Before Network Layer protocols are allowed to transmit over a link, PPP will spell out an extensible link control protocol that will make room for negotiation of an authentication protocol. This is defined in the RFC 1134.
The authentication phase of a PPP session is optional. If used, you can authenticate the peer after the LCP establishes the link and choose the authentication protocol. If it is used, authentication takes place before the Network layer protocol configuration phase begins.
The authentication options require that the calling side of the link enter authentication information. This helps to ensure that the user has the permission of the network administrator to make the call. Peer routers exchange authentication messages
After enabling CHAP or PAP authentication, or both, the local or HQ router requires the remote device to prove its identity before allowing data traffic to flow.
i. PAP authentication requires the remote device to send a username and password to be checked against a matching entry in the local username database or in the remote TACACS/TACACS+ database.
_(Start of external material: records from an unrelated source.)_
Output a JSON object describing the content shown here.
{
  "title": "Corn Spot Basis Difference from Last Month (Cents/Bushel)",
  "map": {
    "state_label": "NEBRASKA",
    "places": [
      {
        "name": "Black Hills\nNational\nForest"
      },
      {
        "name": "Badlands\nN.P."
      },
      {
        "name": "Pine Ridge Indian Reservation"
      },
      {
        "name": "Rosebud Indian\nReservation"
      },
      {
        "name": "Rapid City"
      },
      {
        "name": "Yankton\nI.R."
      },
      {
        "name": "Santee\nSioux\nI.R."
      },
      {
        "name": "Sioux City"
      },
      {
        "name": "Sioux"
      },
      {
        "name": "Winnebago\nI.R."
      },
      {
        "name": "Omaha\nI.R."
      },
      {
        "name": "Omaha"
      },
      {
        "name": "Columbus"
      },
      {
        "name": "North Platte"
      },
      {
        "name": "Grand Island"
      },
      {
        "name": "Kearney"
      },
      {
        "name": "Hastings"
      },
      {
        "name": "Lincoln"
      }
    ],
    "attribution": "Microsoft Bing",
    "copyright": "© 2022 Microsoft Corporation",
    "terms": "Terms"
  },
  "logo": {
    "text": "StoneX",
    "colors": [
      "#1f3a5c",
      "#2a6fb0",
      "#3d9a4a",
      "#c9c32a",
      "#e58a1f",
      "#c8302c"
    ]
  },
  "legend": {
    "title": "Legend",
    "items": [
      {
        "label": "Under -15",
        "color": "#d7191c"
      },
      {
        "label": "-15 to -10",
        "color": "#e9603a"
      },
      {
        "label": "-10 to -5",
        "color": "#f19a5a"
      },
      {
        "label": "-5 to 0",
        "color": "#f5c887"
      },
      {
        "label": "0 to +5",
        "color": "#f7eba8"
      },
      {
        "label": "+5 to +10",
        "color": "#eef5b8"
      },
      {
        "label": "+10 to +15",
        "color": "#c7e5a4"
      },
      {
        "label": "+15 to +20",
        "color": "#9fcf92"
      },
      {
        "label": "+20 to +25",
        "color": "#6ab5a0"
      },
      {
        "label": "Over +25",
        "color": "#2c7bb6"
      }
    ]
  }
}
ii. CHAP authentication sends a challenge to the remote device. The remote device must encrypt the challenge value with a shared secret and return the encrypted value and its name to the local router in a response message.
The local router uses the name of the remote device to look up the appropriate secret in the local username or remote TACACS/TACACS+ database. It uses the looked-up secret to encrypt the original challenge and verify that the encrypted values match.